BFMTV

En Polynésie, bientôt la première ville flottante au monde

Le projet de ville flottante "Floating City Project".

Le projet de ville flottante "Floating City Project". - Seasteading Institute

Le projet serait à la fois une prouesse technique, un laboratoire écologique grandeur nature et un manifeste architectural inspiré du "libertarisme". Il pourrait voir le jour à l'horizon 2020.

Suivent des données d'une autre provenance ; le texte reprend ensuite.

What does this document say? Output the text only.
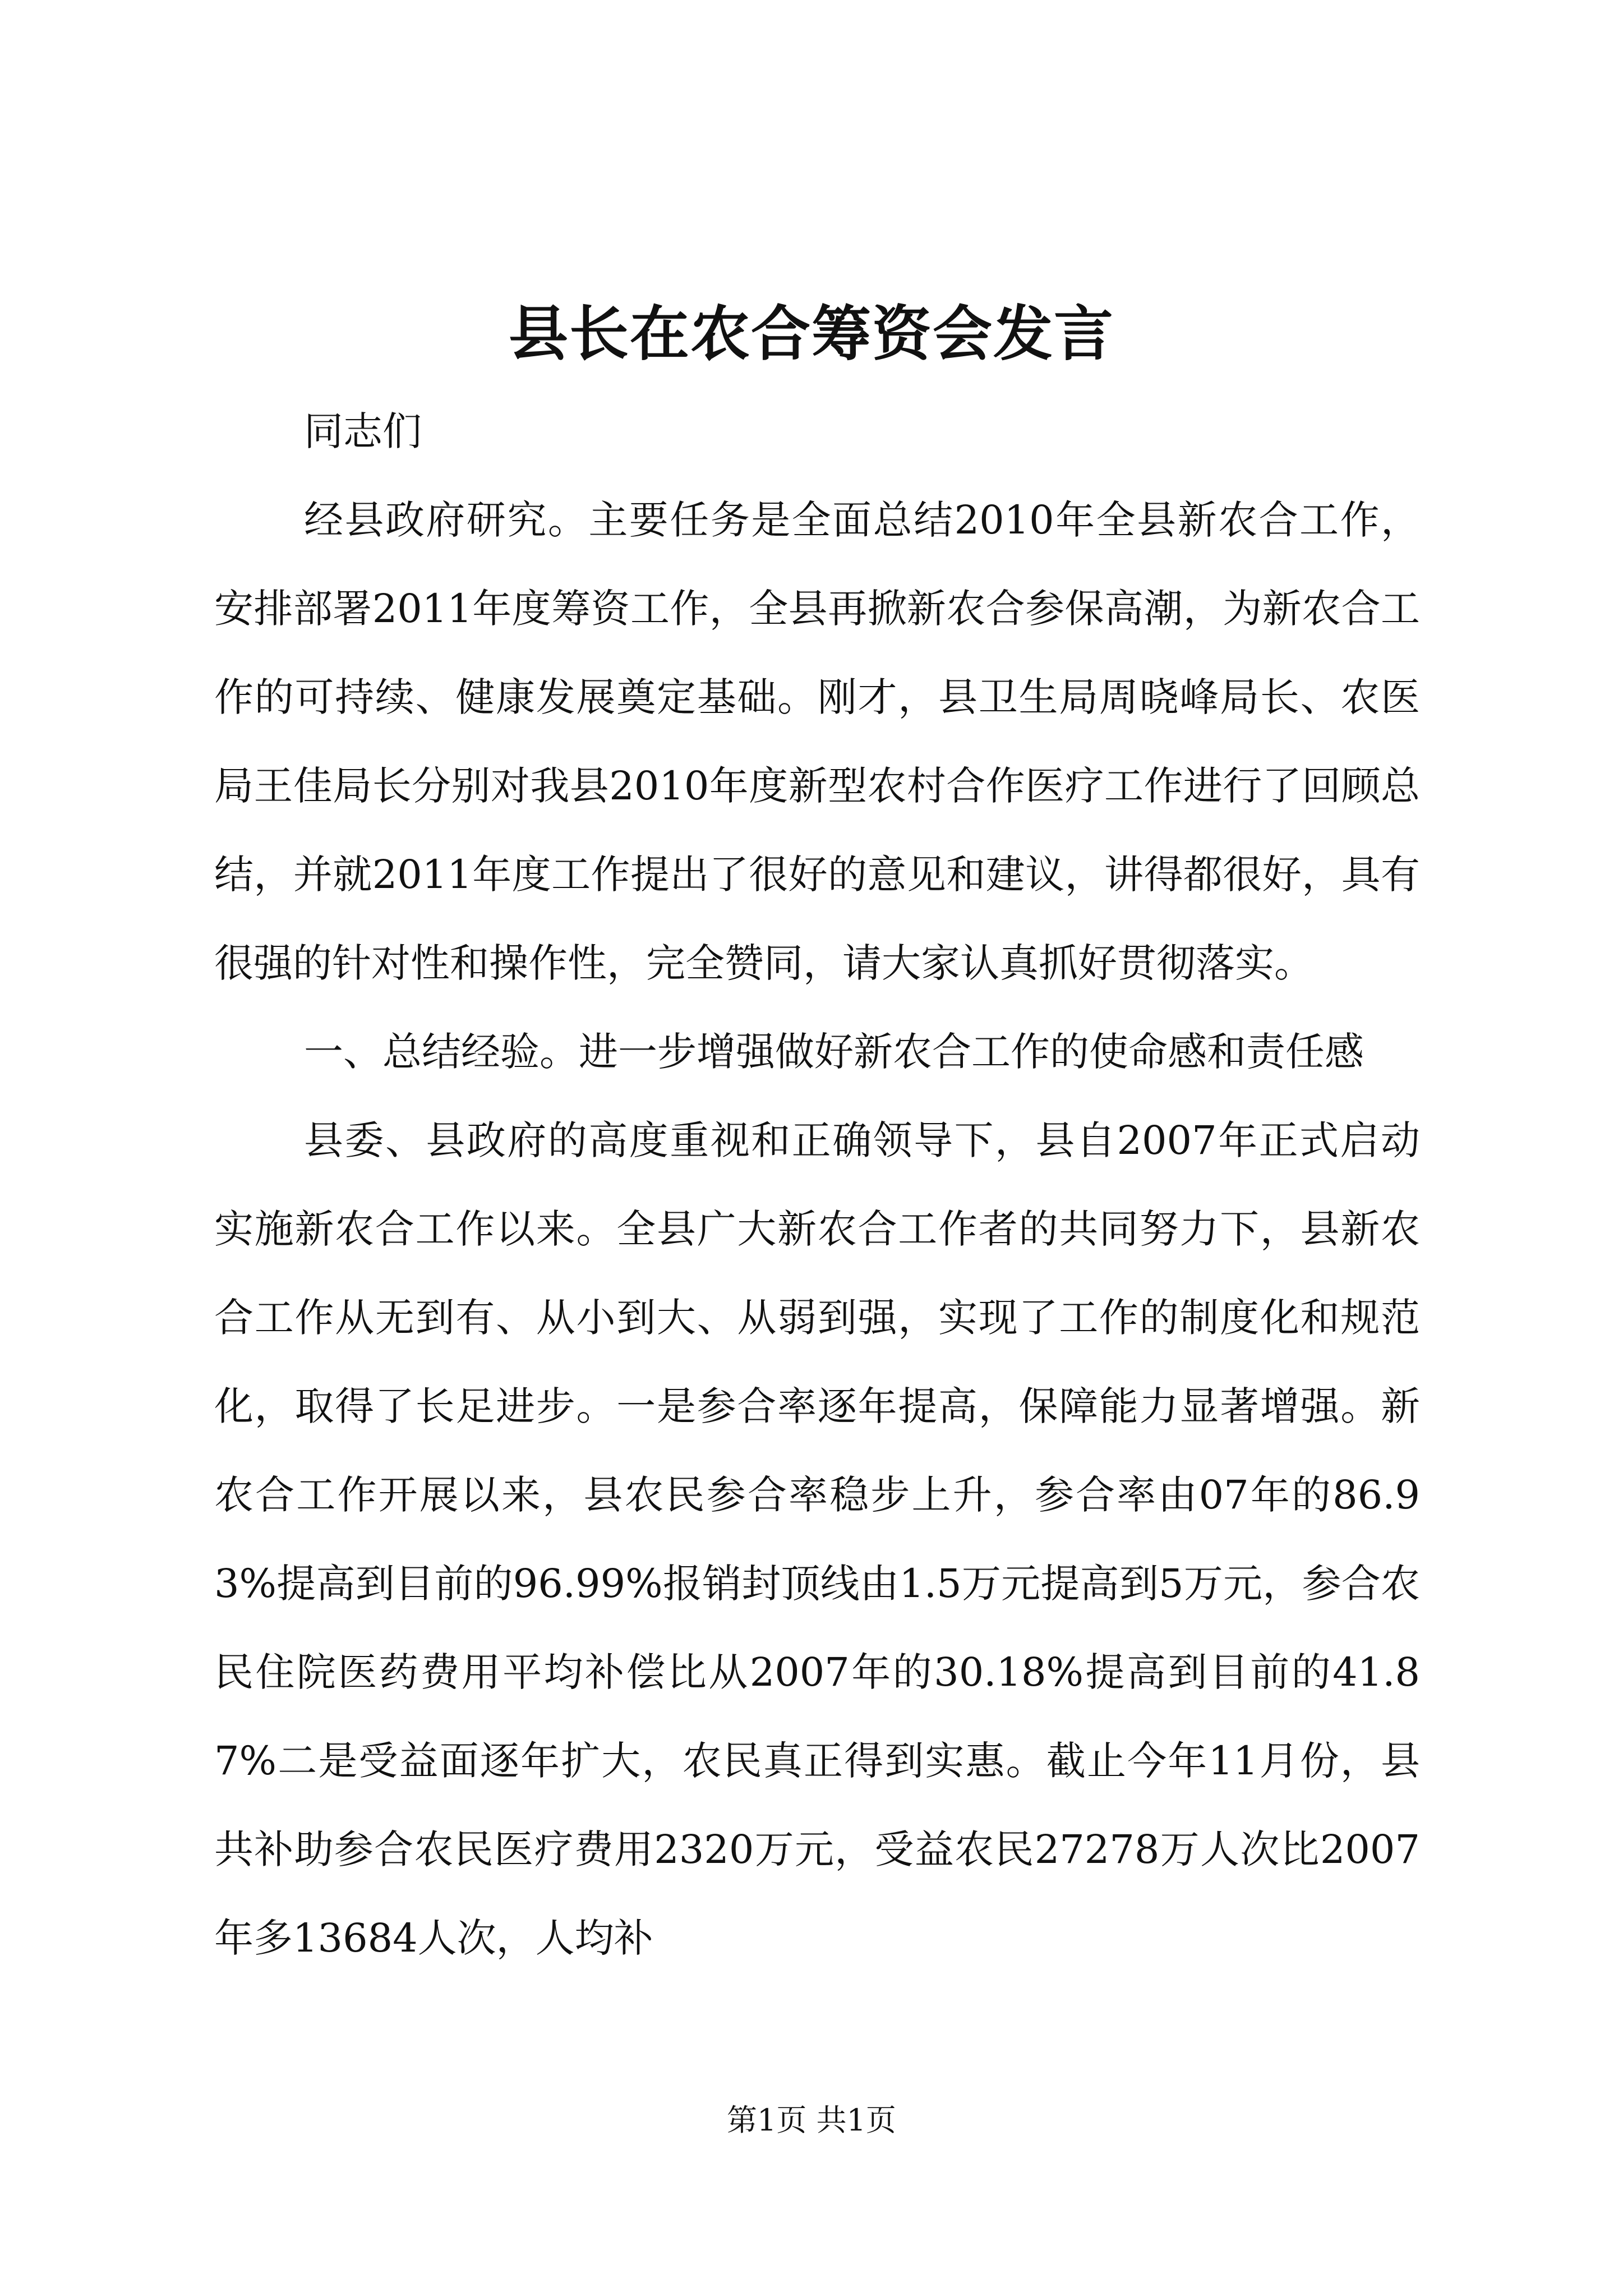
县长在农合筹资会发言

同志们

经县政府研究。主要任务是全面总结2010年全县新农合工作，安排部署2011年度筹资工作，全县再掀新农合参保高潮，为新农合工作的可持续、健康发展奠定基础。刚才，县卫生局周晓峰局长、农医局王佳局长分别对我县2010年度新型农村合作医疗工作进行了回顾总结，并就2011年度工作提出了很好的意见和建议，讲得都很好，具有很强的针对性和操作性，完全赞同，请大家认真抓好贯彻落实。

一、总结经验。进一步增强做好新农合工作的使命感和责任感

县委、县政府的高度重视和正确领导下，县自2007年正式启动实施新农合工作以来。全县广大新农合工作者的共同努力下，县新农合工作从无到有、从小到大、从弱到强，实现了工作的制度化和规范化，取得了长足进步。一是参合率逐年提高，保障能力显著增强。新农合工作开展以来，县农民参合率稳步上升，参合率由07年的86.93%提高到目前的96.99%报销封顶线由1.5万元提高到5万元，参合农民住院医药费用平均补偿比从2007年的30.18%提高到目前的41.87%二是受益面逐年扩大，农民真正得到实惠。截止今年11月份，县共补助参合农民医疗费用2320万元，受益农民27278万人次比2007年多13684人次，人均补

第1页 共1页
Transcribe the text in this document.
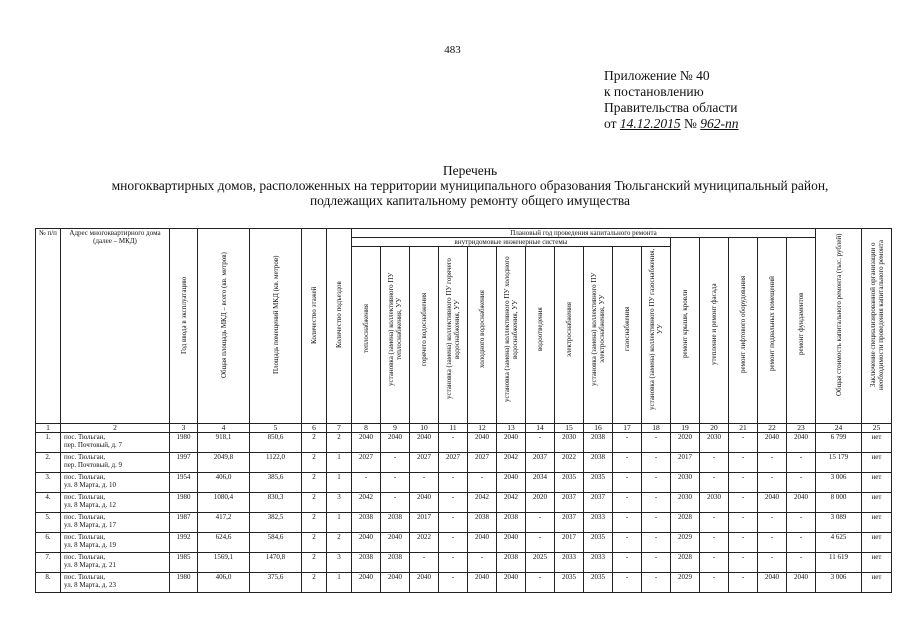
483
Приложение № 40
к постановлению
Правительства области
от 14.12.2015 № 962-пп
Перечень
многоквартирных домов, расположенных на территории муниципального образования Тюльганский муниципальный район,
подлежащих капитальному ремонту общего имущества
№ п/п	Адрес многоквартирного дома (далее – МКД)	Год ввода в эксплуатацию	Общая площадь МКД – всего (кв. метров)	Площадь помещений МКД (кв. метров)	Количество этажей	Количество подъездов	Плановый год проведения капитального ремонта																Общая стоимость капитального ремонта (тыс. рублей)	Заключение специализированной организации о необходимости проведения капитального ремонта

							внутридомовые инженерные системы											ремонт крыши, кровли	утепление и ремонт фасада	ремонт лифтового оборудования	ремонт подвальных помещений	ремонт фундаментов		

							теплоснабжения	установка (замена) коллективного ПУ теплоснабжения, УУ	горячего водоснабжения	установка (замена) коллективного ПУ горячего водоснабжения, УУ	холодного водоснабжения	установка (замена) коллективного ПУ холодного водоснабжения, УУ	водоотведения	электроснабжения	установка (замена) коллективного ПУ электроснабжения, УУ	газоснабжения	установка (замена) коллективного ПУ газоснабжения, УУ							

1	2	3	4	5	6	7	8	9	10	11	12	13	14	15	16	17	18	19	20	21	22	23	24	25
1.	пос. Тюльган,
пер. Почтовый, д. 7	1980	918,1	850,6	2	2	2040	2040	2040	-	2040	2040	-	2030	2038	-	-	2020	2030	-	2040	2040	6 799	нет
2.	пос. Тюльган,
пер. Почтовый, д. 9	1997	2049,8	1122,0	2	1	2027	-	2027	2027	2027	2042	2037	2022	2038	-	-	2017	-	-	-	-	15 179	нет
3.	пос. Тюльган,
ул. 8 Марта, д. 10	1954	406,0	385,6	2	1	-	-	-	-	-	2040	2034	2035	2035	-	-	2030	-	-	-	-	3 006	нет
4.	пос. Тюльган,
ул. 8 Марта, д. 12	1980	1080,4	830,3	2	3	2042	-	2040	-	2042	2042	2020	2037	2037	-	-	2030	2030	-	2040	2040	8 000	нет
5.	пос. Тюльган,
ул. 8 Марта, д. 17	1987	417,2	382,5	2	1	2038	2038	2017	-	2038	2038	-	2037	2033	-	-	2028	-	-	-	-	3 089	нет
6.	пос. Тюльган,
ул. 8 Марта, д. 19	1992	624,6	584,6	2	2	2040	2040	2022	-	2040	2040	-	2017	2035	-	-	2029	-	-	-	-	4 625	нет
7.	пос. Тюльган,
ул. 8 Марта, д. 21	1985	1569,1	1470,8	2	3	2038	2038	-	-	-	2038	2025	2033	2033	-	-	2028	-	-	-	-	11 619	нет
8.	пос. Тюльган,
ул. 8 Марта, д. 23	1980	406,0	375,6	2	1	2040	2040	2040	-	2040	2040	-	2035	2035	-	-	2029	-	-	2040	2040	3 006	нет
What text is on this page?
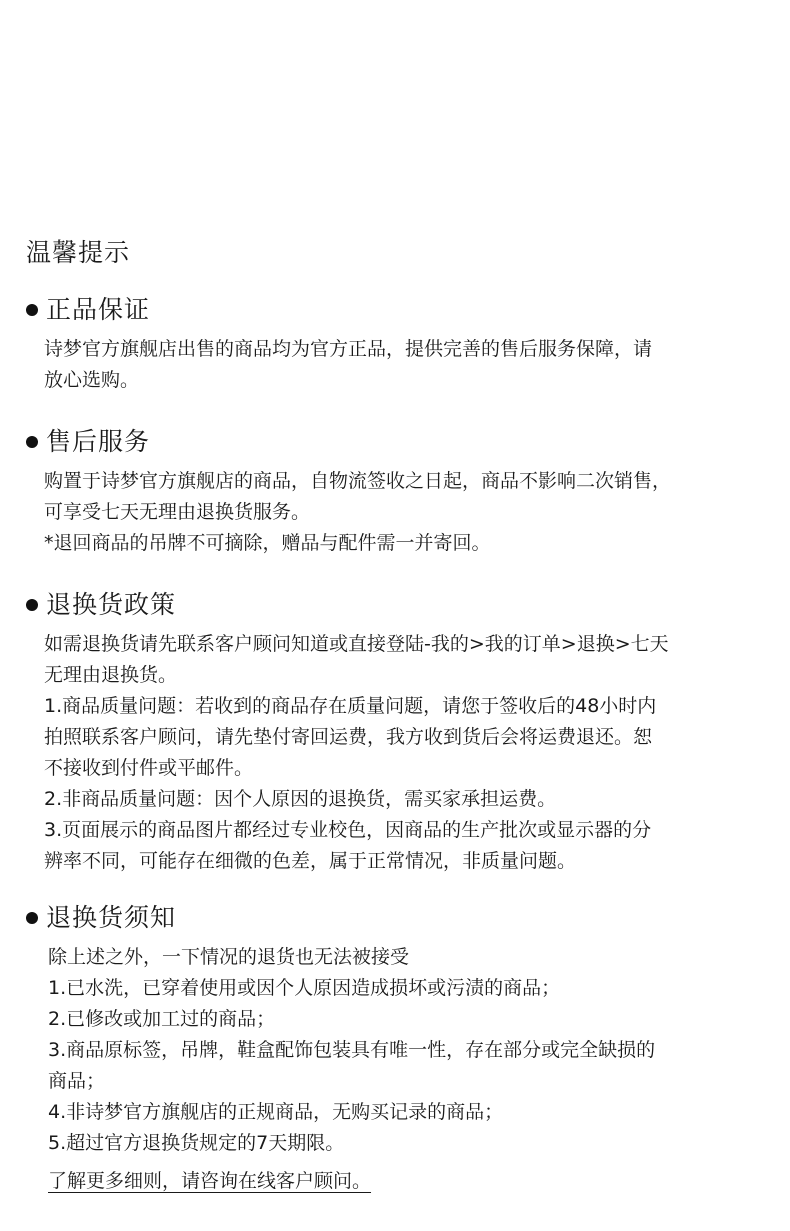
温馨提示
正品保证
诗梦官方旗舰店出售的商品均为官方正品，提供完善的售后服务保障，请
放心选购。
售后服务
购置于诗梦官方旗舰店的商品，自物流签收之日起，商品不影响二次销售，
可享受七天无理由退换货服务。
*退回商品的吊牌不可摘除，赠品与配件需一并寄回。
退换货政策
如需退换货请先联系客户顾问知道或直接登陆-我的>我的订单>退换>七天
无理由退换货。
1.商品质量问题：若收到的商品存在质量问题，请您于签收后的48小时内
拍照联系客户顾问，请先垫付寄回运费，我方收到货后会将运费退还。恕
不接收到付件或平邮件。
2.非商品质量问题：因个人原因的退换货，需买家承担运费。
3.页面展示的商品图片都经过专业校色，因商品的生产批次或显示器的分
辨率不同，可能存在细微的色差，属于正常情况，非质量问题。
退换货须知
除上述之外，一下情况的退货也无法被接受
1.已水洗，已穿着使用或因个人原因造成损坏或污渍的商品；
2.已修改或加工过的商品；
3.商品原标签，吊牌，鞋盒配饰包装具有唯一性，存在部分或完全缺损的
商品；
4.非诗梦官方旗舰店的正规商品，无购买记录的商品；
5.超过官方退换货规定的7天期限。
了解更多细则，请咨询在线客户顾问。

L'utopie flottante du Seasteading Institute prend forme. L'association a posé en janvier un premier jalon pour la construction d'une ville artificielle maritime, ancrée au large des côtes polynésiennes. Un protocole d'entente a été signé le 13 janvier entre la Polynésie française, représenté par son président Edouard Fritch (successeur de Gaston Flosse) et le directeur exécutif de l'association Randolph Hencken, à San Francisco. Le projet consiste à développer à l'horizon 2020 un ensemble d'habitations flottantes censées être écologiquement autonomes.

Un prototype évalué de 30 à 50 millions de dollars

Selon l'évaluation relayée par Tahiti-infos.com, le prototype du "Floating Island Project" pourrait coûter de 30 à 50 millions de dollars. Selon un communiqué de Seasteading, la "ville" se composerait de "deux ou trois plates-formes flottantes" reliées entre elles et ancrées au fond "des eaux calmes du lagon".

>> Ci-dessous une présentation du projet

Ces logements, échoppes, fermes aquacoles centres de recherche seront conçus pour minimiser l'impact écologique. Ainsi, comme le précise Ouest-France, la population de ces îlots artificiels produiront leur propre énergie et traiteront eux-mêmes leurs déchets. Cette première ville accueillerait entre 250 à 300 résidents, pour commencer.

Les libertariens à la manœuvre

Qui sont les financeurs de cet étonnant projet? Peter Thiel, fondateur de la plate-forme de paiement en ligne PayPal et l'activiste Patri Friedman, petit fils de l'économiste libéral Milton Friedman. Les deux hommes ont en commun d'être libertariens, autrement dit et, pour simplifier, des libertaires ultralibéraux. Ce projet d'îles flottantes est pour eux une manière d'ériger un endroit où les règles et contraintes étatiques ne passent pas le seuil de la porte. Les mots d'ordre sont ici liberté et dérégulation. Ce mouvement politique anti-politique connaît un certain succès d'estime aux Etats-Unis, porté notamment par Ron Paul, ancien représentant républicain du Texas qui fut candidat à la présidentielle de 1988 pour le Parti libertarien.

Richissime, puisqu'il a revendu PayPal quatre ans après sa création pour 1,5 milliard de dollars, Peter Thiel adhère à cette vision du monde. Déjà en 2009, rappelle La Tribune, il exposait au sein du think tank libertarien Cato Institute, ses vues pour le projet d'îles:

"Entre le cyberespace et le cosmos, se trouve la possibilité de s'installer dans les océans. Dans mon esprit, la question de savoir si les gens vivront ici (ndlr: sur terre) est secondaire par rapport à l'arrivée des technologies permettant de faire des habitats flottants (...) Nous sommes arrivés au stade où le projet est économiquement faisable ou le sera bientôt. C'est un risque réaliste, et c'est pour cette raison que j'ai supporté avec enthousiasme ce projet."

Pour autant, tous ne partagent pas l'engouement pour le projet. L'ancien ministre polynésien du tourisme Marc Collins a ainsi dit au quotidien The Guardian que "les Tahitiens en ont assez d'entendre parler de méga-projets qui ne mènent nulle part". Et d'ajouter: "Il y a une prédisposition de la population à être prudente."